Bu süreçler, bitkisel gıdalardan elde edilen besin ve enerjinin daha etkili bir şekilde “açılmasını” ve sindirime hazır hale gelmesini sağladı ve daha lezzetli hale getirdi.
Araştırma, insanların “geniş spektrumlu bir tür” olduğunu ve çeşitli bitkisel kaynakları kullanma becerimizin evrimsel seyrimizi şekillendirdiğini vurguluyor.

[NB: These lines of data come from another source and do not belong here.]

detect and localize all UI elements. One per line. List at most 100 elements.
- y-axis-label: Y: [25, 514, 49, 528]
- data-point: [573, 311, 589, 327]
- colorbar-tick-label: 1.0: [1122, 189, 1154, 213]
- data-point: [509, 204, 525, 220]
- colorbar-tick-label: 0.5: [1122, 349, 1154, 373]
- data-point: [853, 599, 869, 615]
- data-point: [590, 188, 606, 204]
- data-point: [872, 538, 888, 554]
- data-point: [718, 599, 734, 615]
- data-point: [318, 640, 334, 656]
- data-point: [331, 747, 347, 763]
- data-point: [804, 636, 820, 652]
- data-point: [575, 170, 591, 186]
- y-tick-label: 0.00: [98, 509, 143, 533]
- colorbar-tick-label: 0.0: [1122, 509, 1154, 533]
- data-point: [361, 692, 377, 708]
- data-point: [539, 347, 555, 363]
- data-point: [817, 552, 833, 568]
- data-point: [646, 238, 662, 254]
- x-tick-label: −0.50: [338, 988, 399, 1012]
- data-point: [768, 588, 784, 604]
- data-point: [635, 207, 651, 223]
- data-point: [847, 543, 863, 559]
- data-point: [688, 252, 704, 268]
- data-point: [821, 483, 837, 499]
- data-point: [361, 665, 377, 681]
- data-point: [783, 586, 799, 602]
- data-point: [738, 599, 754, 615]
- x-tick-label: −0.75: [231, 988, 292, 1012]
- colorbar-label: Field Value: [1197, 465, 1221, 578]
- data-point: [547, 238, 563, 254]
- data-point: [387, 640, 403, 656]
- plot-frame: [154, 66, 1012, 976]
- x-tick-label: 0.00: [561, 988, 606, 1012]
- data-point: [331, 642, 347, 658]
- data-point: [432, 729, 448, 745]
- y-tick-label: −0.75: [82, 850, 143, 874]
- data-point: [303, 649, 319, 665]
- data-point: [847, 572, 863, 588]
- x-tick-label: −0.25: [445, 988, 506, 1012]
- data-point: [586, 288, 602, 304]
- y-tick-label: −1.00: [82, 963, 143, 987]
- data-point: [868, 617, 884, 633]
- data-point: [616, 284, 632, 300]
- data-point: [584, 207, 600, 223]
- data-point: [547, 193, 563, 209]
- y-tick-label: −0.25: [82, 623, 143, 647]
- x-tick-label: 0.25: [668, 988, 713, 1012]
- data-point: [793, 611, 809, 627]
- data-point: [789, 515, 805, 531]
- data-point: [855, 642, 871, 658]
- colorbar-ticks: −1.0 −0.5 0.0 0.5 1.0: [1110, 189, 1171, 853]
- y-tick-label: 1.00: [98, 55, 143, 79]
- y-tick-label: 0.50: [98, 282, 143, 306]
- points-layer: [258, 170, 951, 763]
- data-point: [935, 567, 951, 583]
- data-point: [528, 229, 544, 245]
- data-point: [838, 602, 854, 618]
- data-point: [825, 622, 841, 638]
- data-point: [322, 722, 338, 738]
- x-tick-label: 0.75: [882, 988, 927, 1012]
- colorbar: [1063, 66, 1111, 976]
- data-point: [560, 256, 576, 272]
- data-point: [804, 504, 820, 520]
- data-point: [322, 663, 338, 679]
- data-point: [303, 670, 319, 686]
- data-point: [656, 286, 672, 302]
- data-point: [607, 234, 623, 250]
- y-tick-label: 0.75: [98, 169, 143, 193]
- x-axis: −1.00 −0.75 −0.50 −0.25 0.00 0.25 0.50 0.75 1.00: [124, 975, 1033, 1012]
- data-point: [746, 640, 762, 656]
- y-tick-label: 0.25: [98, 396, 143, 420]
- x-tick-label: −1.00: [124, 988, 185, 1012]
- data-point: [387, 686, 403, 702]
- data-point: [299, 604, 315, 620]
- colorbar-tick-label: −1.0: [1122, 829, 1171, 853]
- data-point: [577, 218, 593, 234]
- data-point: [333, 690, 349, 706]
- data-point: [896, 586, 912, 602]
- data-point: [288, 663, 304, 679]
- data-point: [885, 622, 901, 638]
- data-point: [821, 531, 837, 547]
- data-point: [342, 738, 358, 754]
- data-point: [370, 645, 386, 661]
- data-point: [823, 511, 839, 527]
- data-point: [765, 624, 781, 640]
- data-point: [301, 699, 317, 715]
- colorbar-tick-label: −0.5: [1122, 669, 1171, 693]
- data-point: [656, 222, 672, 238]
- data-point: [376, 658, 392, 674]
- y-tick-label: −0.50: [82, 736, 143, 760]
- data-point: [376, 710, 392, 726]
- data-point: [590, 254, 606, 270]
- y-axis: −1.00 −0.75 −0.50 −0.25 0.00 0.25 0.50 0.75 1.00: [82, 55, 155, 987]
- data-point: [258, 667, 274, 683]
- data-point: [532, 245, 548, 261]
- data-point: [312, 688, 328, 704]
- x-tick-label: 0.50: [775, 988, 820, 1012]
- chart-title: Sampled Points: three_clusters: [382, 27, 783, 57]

“Bitkisel gıdaları işleme yeteneğimiz, kilit kalori ve besinleri açığa çıkarmamızı ve dünya genelinde çok farklı çevrelere girip buralarda gelişip serpilebilmemizi sağladı” diyor çalışmanın diğer yazarı Dr. Monica Ramsey.
Erken insan diyetinde işlenmiş bitkisel gıdaların önemine dikkat çeken Ramsey, “Türümüz, neredeyse her şeyi yemeğe dönüştürebilen, bitki meraklısı, alet kullanan gurmeler olarak evrimleşti” diye ekliyor.
University of Toronto. 2 Aralık 2025.
Makale: Florin, S. A., & Ramsey, M. N. (2025). The Broad Spectrum Species: Plant Use and Processing as Deep Time Adaptations. Journal of Archaeological Research, 1-52.